Human Settlements Minister Tokyo Sexwale this week shrugged off a trade union's call for his personal assets to be "nationalised", and remained focused on re-launching, with further detail, a war against corrupt private sector housing contractors, along with connected public servants, lawyers and estate agents. There are, of course, countless innocents among this bunching, but the targeted reprobates are also in very good numbers, responsible for monumental corruption, fraud and backlogs in delivering houses to South Africa's underprivileged.
Amid the stench, the housing audit is being led by the Special Investigations Unit (SIU), a division of the National Prosecuting Authority, and supported by the Auditor-General's office, plus all provincial government departments, Parliament's standing committee on public accounts, and the portfolio committee on human settlements. That is the combined war machine, but is it big enough, and does it have the resolve to face up to the savage ugliness that stolen billons always manages to build?

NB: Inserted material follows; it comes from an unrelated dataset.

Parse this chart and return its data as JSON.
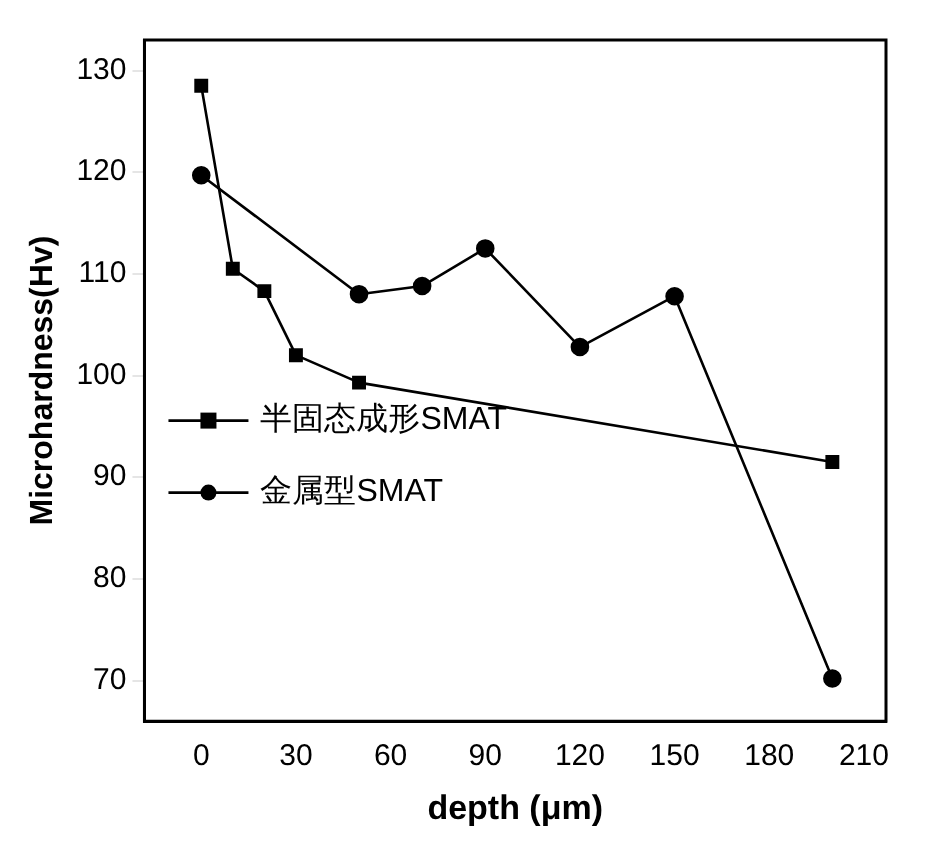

Make no mistake, billions of rands are at stake. Speaking at a media briefing on Monday, Sexwale noted that while government had built around 2.8m so-called RDP houses (accommodating some 13m people) since 1994, informal settlements continue to proliferate. That is only one issue. The audit is dealing with lots of foul things: nepotism in government departments, sloppy construction work, thousands of houses in tatters and ruins, and the persistent awarding of government contracts to the same twisted packs of stinky contractors.
Sexwale, who has had a long and interesting career in politics, and a shorter and equally interesting one in business, smashed the gong: "We can assure those who are involved in dodgy deals that there will be no place to hide. We are dealing with public money. Heads are going to roll. There are rotten people who have taken advantage of the public sector, and that way public finances get squandered".
Housing delivery is a quagmire crawling with swamp rats and other vermin: fraud, corruption, absentee contractors, unfinished ghost' houses, and corruption related to housing waiting lists. The SIU has already whet its appetite in the area, having spent the past few years recovering around R20m from hundreds of public servants who simply stole housing subsidies, month after month, subsidies destined for the poor. To date, 772 public servants have been charged, and 554 convicted. More than 1 600 acknowledgments of debt have been signed.
The latest initiative taken by Sexwale reinforces initiatives outlined in his budget speech commitment, made in June this year, where an agreement was signed by his (new) ministry with the SIU, mandating the SIU to investigate fraud, corruption and maladministration in low-income housing contracts.
At this point, Sexwale's national fact-finding mission is incomplete, but he has so far tagged around 3 000 RDP houses that have to be demolished, and rebuilt at a cost of R800m. For a start, how much of that R800m will be recovered from the criminals involved?